Rupert filled up their glasses with brandy.

‘Is Tony really giving you a hard time?’

‘Septic tankwise, I’m up to here.’ Declan drew a finger across his throat.

He got up and wandered slightly unsteadily towards the window.

‘Beautiful house this. Where’s The Priory from here?’
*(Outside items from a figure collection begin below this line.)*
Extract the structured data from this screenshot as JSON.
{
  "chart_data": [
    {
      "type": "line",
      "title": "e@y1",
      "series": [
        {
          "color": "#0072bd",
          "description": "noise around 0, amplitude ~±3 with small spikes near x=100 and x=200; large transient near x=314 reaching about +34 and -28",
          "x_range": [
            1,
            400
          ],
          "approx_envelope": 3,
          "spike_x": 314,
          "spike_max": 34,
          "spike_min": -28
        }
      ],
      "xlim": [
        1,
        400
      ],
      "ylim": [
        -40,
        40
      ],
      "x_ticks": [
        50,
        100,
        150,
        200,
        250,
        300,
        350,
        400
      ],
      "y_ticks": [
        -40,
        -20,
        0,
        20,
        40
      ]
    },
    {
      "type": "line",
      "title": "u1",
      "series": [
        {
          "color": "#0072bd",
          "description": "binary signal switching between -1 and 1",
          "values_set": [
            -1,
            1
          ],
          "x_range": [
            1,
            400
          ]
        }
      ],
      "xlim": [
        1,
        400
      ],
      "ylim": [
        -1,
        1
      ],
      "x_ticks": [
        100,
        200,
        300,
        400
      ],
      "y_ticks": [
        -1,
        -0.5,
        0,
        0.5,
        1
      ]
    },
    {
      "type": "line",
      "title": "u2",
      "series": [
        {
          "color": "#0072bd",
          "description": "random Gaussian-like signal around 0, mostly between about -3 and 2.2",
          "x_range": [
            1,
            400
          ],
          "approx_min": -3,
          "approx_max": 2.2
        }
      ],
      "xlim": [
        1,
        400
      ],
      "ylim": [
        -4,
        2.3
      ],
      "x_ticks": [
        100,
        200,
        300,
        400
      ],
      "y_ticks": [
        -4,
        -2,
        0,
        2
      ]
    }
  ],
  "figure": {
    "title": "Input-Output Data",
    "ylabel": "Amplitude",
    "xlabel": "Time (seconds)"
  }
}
Rupert pointed to the left, where, through a spiky fuzz of trees, a light was burning. ‘Taggie’s still awake, that’s her bedroom,’ he added without thinking. Then, when Declan instantly looked bootfaced, ‘It’s all right. I had to bodily remove some drunk from her room the night of your party because Taggie wanted to go to bed — alone.’

As Rupert joined Declan beside the window, dogs, sprawled all over the floor, sleepily thumped their tails.

‘D’you know what I’ve always wanted to do?’ said Rupert idly. ‘Buy that wood below your house.’

‘Pretty useless piece of land,’ said Declan.

‘Fifty yards to the right of the stream you could make the most perfect dry ski slope. You wouldn’t see it from the road. It’d be hidden by trees on both sides.’

‘How much d’you reckon it’s worth?’

‘About thirty-five grand,’ lied Rupert.

‘Seems a helluva lot,’ said Declan, stroking Jack Russells with both hands.

‘You could still walk through the rest of the wood if you wanted to,’ said Rupert.

But Declan wasn’t listening. Thirty-five grand would get me off the hook for the moment with the tax man, he thought, and pay the electricity bill and Caitlin’s school fees.

‘Think about it, anyway,’ said Rupert. ‘You also need a day off. Come out hunting on Saturday week. I’ll lend vou a horse.’

When Declan finally got back to The Priory, he left all the car lights on, flattened several purple crocuses on the edge of the lawn and drove slap through a flower bed.

Waiting for him on the stairs, both looking equally disapproving, were Taggie and Gertrude.

‘Why,’ said Taggie, ‘were you so g-g-gratuitously beastly to Rupert?’